In the early 1970’s, a group of young Hawaiian activists made a series of illegal accesses to the island, resulting in increased public pressure on the US Government to stop the bombing. The Protect Kaho‘olawe ‘Ohana was formed to exert political pressure on the Navy to protect the valuable archeological resources of the island, and to allow the use of Kaho‘olawe by the Hawaiian community for its traditional cultural and religious ceremonies, and for revegetation efforts.
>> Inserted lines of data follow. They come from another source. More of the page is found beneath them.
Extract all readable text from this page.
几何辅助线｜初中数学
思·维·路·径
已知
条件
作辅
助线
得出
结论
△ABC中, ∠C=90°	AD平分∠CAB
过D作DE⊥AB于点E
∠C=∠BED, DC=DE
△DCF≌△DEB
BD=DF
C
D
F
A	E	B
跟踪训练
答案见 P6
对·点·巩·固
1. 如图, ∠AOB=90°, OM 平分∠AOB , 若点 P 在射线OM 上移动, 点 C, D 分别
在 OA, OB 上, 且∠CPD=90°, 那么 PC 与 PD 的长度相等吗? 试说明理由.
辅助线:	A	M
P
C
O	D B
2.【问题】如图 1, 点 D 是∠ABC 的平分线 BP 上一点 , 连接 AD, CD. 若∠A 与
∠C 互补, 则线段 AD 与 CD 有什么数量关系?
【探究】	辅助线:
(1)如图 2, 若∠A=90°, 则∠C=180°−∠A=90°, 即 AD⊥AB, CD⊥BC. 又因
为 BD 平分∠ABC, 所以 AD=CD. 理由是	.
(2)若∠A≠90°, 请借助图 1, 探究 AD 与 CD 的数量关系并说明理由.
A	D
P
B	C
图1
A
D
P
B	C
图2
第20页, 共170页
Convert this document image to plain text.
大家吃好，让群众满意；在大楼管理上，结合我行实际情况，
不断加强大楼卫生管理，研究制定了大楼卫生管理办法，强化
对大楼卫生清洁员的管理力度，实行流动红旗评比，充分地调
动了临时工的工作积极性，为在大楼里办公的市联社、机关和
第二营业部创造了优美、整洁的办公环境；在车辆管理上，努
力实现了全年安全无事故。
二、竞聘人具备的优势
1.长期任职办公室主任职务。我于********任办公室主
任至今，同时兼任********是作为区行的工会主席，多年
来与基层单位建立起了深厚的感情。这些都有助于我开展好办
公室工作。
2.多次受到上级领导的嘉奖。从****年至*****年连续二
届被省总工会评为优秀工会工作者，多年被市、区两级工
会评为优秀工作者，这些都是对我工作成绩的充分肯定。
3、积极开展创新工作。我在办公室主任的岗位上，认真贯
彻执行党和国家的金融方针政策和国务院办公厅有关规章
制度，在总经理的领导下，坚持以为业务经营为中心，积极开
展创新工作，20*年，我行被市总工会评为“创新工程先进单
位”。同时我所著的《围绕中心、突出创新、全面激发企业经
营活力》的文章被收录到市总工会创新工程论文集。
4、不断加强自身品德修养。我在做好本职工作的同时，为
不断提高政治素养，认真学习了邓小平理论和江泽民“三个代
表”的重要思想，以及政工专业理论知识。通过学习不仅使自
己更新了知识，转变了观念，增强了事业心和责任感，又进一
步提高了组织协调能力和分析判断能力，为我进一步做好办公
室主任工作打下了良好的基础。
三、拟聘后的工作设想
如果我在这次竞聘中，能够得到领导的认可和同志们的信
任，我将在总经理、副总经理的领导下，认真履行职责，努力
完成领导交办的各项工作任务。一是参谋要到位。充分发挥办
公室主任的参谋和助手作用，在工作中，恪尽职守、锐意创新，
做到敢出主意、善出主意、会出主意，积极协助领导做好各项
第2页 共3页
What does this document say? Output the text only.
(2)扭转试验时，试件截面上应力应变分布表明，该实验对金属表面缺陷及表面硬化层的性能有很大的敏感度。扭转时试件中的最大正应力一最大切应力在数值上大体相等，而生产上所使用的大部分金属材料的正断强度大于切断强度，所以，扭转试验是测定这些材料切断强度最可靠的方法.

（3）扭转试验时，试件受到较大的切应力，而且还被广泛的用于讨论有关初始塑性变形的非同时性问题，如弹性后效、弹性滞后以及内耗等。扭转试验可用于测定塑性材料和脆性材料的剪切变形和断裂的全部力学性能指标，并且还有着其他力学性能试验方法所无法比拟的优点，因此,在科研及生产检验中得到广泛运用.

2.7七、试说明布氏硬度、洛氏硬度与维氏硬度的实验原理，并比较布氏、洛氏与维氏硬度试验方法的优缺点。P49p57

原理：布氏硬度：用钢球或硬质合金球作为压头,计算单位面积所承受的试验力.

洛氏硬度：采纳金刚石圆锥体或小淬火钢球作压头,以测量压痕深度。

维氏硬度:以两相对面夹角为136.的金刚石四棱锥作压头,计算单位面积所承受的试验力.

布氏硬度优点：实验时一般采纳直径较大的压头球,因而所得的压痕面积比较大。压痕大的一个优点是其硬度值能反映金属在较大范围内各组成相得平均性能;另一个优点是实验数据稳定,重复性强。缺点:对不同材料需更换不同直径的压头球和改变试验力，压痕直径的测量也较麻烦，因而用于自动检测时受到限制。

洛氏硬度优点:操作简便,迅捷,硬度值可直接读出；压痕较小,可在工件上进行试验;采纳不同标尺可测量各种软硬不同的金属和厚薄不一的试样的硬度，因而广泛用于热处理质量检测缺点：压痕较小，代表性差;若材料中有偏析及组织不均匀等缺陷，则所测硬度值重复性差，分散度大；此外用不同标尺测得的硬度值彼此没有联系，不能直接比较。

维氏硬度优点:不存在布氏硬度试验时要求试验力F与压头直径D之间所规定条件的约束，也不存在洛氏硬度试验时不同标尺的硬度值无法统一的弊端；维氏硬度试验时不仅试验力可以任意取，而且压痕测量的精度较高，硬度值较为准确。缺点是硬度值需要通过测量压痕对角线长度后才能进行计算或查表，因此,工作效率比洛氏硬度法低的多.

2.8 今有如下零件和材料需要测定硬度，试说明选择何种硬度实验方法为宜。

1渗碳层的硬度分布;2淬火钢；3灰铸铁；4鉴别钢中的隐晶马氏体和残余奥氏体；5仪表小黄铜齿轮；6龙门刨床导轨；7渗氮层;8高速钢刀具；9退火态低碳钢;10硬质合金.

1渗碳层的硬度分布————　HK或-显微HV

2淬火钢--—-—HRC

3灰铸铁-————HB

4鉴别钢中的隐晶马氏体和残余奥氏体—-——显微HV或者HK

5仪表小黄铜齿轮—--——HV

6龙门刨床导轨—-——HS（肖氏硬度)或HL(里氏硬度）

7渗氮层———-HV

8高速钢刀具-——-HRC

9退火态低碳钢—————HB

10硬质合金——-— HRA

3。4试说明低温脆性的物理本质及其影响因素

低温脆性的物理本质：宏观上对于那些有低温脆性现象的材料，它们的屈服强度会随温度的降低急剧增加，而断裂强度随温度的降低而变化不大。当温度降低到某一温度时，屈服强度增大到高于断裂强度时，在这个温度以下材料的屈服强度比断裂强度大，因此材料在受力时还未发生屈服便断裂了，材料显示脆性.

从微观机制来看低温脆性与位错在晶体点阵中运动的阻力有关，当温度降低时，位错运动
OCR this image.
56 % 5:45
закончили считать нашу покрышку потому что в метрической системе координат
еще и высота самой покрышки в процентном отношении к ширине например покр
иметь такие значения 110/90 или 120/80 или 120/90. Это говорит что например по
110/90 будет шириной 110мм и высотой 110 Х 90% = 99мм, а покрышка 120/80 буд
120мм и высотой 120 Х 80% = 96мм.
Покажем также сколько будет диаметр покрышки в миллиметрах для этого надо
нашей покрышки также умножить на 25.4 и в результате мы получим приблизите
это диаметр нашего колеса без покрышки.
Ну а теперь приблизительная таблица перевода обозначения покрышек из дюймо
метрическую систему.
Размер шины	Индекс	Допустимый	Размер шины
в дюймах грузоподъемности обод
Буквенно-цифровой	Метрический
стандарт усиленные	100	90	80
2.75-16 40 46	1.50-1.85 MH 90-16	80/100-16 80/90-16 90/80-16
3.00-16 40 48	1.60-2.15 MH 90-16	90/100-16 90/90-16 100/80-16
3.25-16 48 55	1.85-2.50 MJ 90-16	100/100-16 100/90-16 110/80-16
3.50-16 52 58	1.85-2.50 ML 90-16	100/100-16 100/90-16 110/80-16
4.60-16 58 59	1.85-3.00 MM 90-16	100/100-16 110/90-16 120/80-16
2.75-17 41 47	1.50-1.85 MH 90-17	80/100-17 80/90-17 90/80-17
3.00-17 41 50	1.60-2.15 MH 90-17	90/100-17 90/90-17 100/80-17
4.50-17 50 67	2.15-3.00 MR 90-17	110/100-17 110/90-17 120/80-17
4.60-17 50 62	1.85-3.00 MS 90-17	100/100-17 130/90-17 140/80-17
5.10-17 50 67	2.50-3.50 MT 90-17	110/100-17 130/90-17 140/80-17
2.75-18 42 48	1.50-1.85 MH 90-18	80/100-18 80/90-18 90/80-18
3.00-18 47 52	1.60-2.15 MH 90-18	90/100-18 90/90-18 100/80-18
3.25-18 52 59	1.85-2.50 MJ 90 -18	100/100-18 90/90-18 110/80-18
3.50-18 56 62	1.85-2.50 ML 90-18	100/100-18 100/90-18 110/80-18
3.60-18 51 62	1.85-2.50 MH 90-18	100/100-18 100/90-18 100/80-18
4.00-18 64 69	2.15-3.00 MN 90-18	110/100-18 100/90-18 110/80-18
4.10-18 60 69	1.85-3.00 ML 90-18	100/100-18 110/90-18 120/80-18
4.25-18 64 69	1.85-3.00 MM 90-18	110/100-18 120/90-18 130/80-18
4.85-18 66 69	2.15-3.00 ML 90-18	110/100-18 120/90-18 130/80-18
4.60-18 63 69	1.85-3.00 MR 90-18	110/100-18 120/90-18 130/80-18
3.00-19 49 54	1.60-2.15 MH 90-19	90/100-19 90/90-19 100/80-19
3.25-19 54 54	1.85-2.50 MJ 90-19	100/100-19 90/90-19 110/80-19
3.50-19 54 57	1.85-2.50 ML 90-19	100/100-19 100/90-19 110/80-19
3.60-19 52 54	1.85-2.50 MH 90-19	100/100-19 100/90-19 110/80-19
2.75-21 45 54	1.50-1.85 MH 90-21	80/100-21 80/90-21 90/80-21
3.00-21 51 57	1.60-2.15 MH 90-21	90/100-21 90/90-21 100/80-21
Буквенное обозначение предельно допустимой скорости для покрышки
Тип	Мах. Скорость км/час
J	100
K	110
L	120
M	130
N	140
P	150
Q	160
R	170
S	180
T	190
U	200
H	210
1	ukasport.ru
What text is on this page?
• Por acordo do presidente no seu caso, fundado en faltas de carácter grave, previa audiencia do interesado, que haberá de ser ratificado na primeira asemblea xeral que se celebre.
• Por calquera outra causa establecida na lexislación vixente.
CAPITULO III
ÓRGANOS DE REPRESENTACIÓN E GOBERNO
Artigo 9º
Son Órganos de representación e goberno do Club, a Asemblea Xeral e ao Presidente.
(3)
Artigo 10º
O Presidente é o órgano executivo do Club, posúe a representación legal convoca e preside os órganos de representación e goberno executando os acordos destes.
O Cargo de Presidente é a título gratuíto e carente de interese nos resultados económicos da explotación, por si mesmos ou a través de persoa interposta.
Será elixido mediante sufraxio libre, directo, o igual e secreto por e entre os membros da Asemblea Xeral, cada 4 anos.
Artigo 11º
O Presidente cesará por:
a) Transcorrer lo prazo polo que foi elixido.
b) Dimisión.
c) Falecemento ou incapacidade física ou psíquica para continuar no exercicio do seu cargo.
In 1980, a Consent Decree was signed with the US Government, authorizing an island-wide survey of its archeological resources and providing access to Kaho‘olawe for the educational and cultural activities of the ‘Ohana for a limited period each month.

In 1990, President Bush signed an Executive Order calling an immediate cease to the bombing, and the US Congress appropriated 400 million in funds to remove surface ordnance and clean the island. The clean-up will take at least ten years , and despite these efforts, the island will never be safe for human habitation. Future use of Kaho‘olawe is uncertain. The island will likely serve as a cultural reserve and be held in trust until such time that a sovereign Hawaiian nation is established and recognized. In May 1994, Kaho‘olawe was finally returned to the State of Hawai‘i in a moving beach-side ceremony on Maui, overlooking the former target isle. In recent months, revegetation efforts and ordnance removal has begun.

The most ancient name of Kaho‘olawe is Ka Mokopuni O Kanaloa, the island of Kanaloa, the god of the sea, representing the many life forms that nourish and sustain life. The island offers great contrasts, between the ancient cultural sites and modern man’s weapons of death and destruction. Through it all, Kaho‘olawe’s power to sustain its people remains intact, and it now serves as a “place of refuge and cultural rebirth” . The struggle for the return of Kaho‘olawe and the recent interest in Pacific voyaging are widely believed to be the seminal forces in the revitalization of the Hawaiian culture today, and represent a significant step toward Hawaiian sovereignty.

In 1993, three Hawaii-based photographers and an archaeologist/guide were commissioned to photograph on Kaho‘olawe for the book, Kaho‘olawe: Na Leo o Kanaloa, and traveling exhibition, Kaho‘olawe: Ke Aloha Kupa‘a I Ka ‘Aina (steadfast love of the land). We were asked only to experience the island, spend time within its shores, explore its different sides, participate in the activities of both the ‘Ohana and the US military explosive ordnance teams, and to generate visual images in accord with our own observations. We were given a rare opportunity — and a great responsibility. For the entire photographic team, the project proceeded as a collaborative effort involving many members of our island community and assumed the character of a profound learning experience. Due to its continuing danger, relatively few people will have the opportunity to visit the wealth of resources that Kaho‘olawe offers. It is our kuleana (privilege, concern, responsibility) that something of the island will be translated to others through our eyes.